Think Cornwall and what will most likely come to mind are pasties, Poldark and picture-perfect coastlines – not the centre of the UK's space industry. Yes, beyond the beaches lie some of the world's most advanced facilities for space exploration, such as the Goonhilly Earth Station and the Spaceport – located outside Newquay – which recently launched the ill-fated Virgin Orbit capsule in January of this year.
Although the sites are unassuming, both pack a punch when it comes to dealing with otherworldly matters, covering everything from deep-space investigations to the launch of satellites. Heading down there on an all-electric road trip to suss-out the secrets of the UK’s space industry, I opt for a Jaguar I-Pace – a car from a marque aptly founded on the principles of grace, pace and space. Okay, Sir William Lyons, co-founder of Jaguar, didn’t exactly mean extra-terrestrial travel when he coined the saying back in the 1950s, but it’s a tidy phrase to tie-up our journey.
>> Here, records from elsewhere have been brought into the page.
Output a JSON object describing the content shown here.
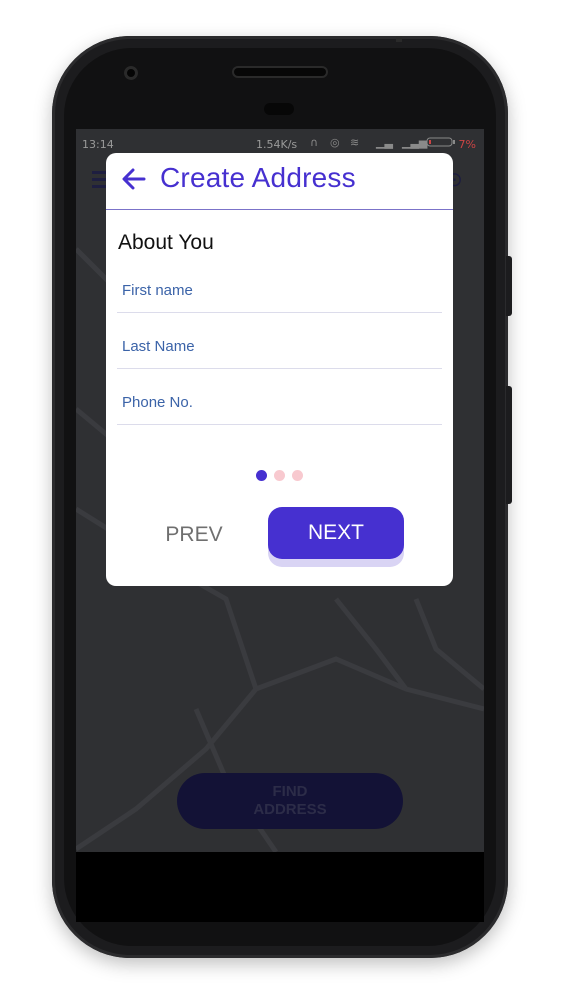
{
  "status_bar": {
    "time": "13:14",
    "speed": "1.54K/s",
    "battery": "7%"
  },
  "modal": {
    "title": "Create Address",
    "section_title": "About You",
    "fields": [
      {
        "placeholder": "First name",
        "value": ""
      },
      {
        "placeholder": "Last Name",
        "value": ""
      },
      {
        "placeholder": "Phone No.",
        "value": ""
      }
    ],
    "pagination": {
      "total": 3,
      "current": 1
    },
    "prev_label": "PREV",
    "next_label": "NEXT"
  },
  "background": {
    "find_line1": "FIND",
    "find_line2": "ADDRESS"
  },
  "colors": {
    "accent": "#4630d0",
    "dot_active": "#4630d0",
    "dot_inactive": "#f8c9cf",
    "map_bg": "#2f3033"
  },
  "icons": {
    "back": "arrow-left-icon",
    "menu": "menu-icon",
    "location": "location-target-icon"
  }
}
When the I-Pace was first launched, back in 2018, it really was otherworldly. Jaguar’s then chief designer, Ian Callum, saw the opportunity to create something radical, given its unconventional all-electric underpinnings. “I know some people see Jaguar as being a conservative, old brand, but if you look at the history, it’s been more disruptive than not,” said Callum, back at the car’s launch in Geneva, 2018. “I saw [I-Pace] as an opportunity to be disruptive.”
Still looking fresh, despite approaching the six-year mark, it remains a hugely competent family EV, with sharp handling and a surprisingly spacious interior.
Loading up in London, and starting with a full battery, we sprint through much of the west country, gliding down towards the narrow, twisting lanes of Cornwall. With a realistic range of more than 200 miles, the I-Pace can cover off a good distance, but getting to this far-flung corner of the UK involves a brief stop at an Ionity rapid charger outside Exeter. Fully charged up and ready to go within the hour, we continue on to our first port of call, the eerie Goonhilly Earth Station, high up on Cornwall’s Lizard Peninsula.
Like something from the set of a 1960s Bond film, the Earth Station first came to the public’s attention in 1962, when Aerial-1 – affectionately known as Arthur – received the first transatlantic TV signal of a speech by President John F. Kennedy. A few years later, in 1969, it beamed footage of Neil Armstrong’s first steps on the moon to an audience of 600 million, and, in 1991, it was an anchor point for the first internet, connecting the US to Europe.
Today, it takes on far more advanced tasks, from guiding spacecraft from the US, India, Japan (and various other countries) to communicating with the thousands of satellites belonging to Elon Musk. “We work with everyone from ISA and NASA to JAXA – the Japanese space agency and the Indian Space Agency,” says Chris Emes, Near Space Business Development Manager at Goonhilly. “We [are] at the forefront of space, and this technology pushes the whole southwest and the UK forward,” he explains.
Lucky enough to enter into the site’s screen-laden mission-control room as the main dish was being adjusted, we observe a 1,118t dish gradually move into position. As we watch, we’re surrounded by beautiful countryside, silence and, bizarrely, a neighbouring flock of alpacas. (Well, we are in rural Cornwall, after all.)
With a head overwhelmed with deep-space facts and figures, I head to my second stop of the day: Spaceport Cornwall, opposite Cornwall Airport Newquay. As the UK’s first operational spaceport, the site supports the launch of small satellites and also serves as a hub for space-related businesses.
“There [are] different space clusters throughout the UK and they're all mutually complementary, but Cornwall is the only place you can launch at the moment,” says Ross Hulbert, Head of Engagement at Spaceport Cornwall. “This is a local thing that’s been well-supported by the council, but it's of national significance,” he adds.
For the launch of the ill-fated Virgin Orbit Launcher One, the rocket took off from Spaceport Cornwall, on 9 January, strapped to the wing of a Boeing 747 Jumbo Jet named Cosmic Girl. Laden with satellites, the rocket was meant to reach space, but a dislodged fuel filter resulted in it falling short of its target.
Despite the setback, the launch marked a milestone for the UK’s home-grown space industry, which proved it could manufacture satellites and rockets, as well as launch them – technical faults aside, of course.
“Cornwall isn't just a place for holidays and pasties,” Hulbert reminds me as I set off, ready to blast back to London. With the new space-race heating up as the likes of Musk and Jeff Bezos battle for control beyond Earth, this quiet coastal corner looks set to become even more of a hotbed for extra-terrestrial activity. Watch this space.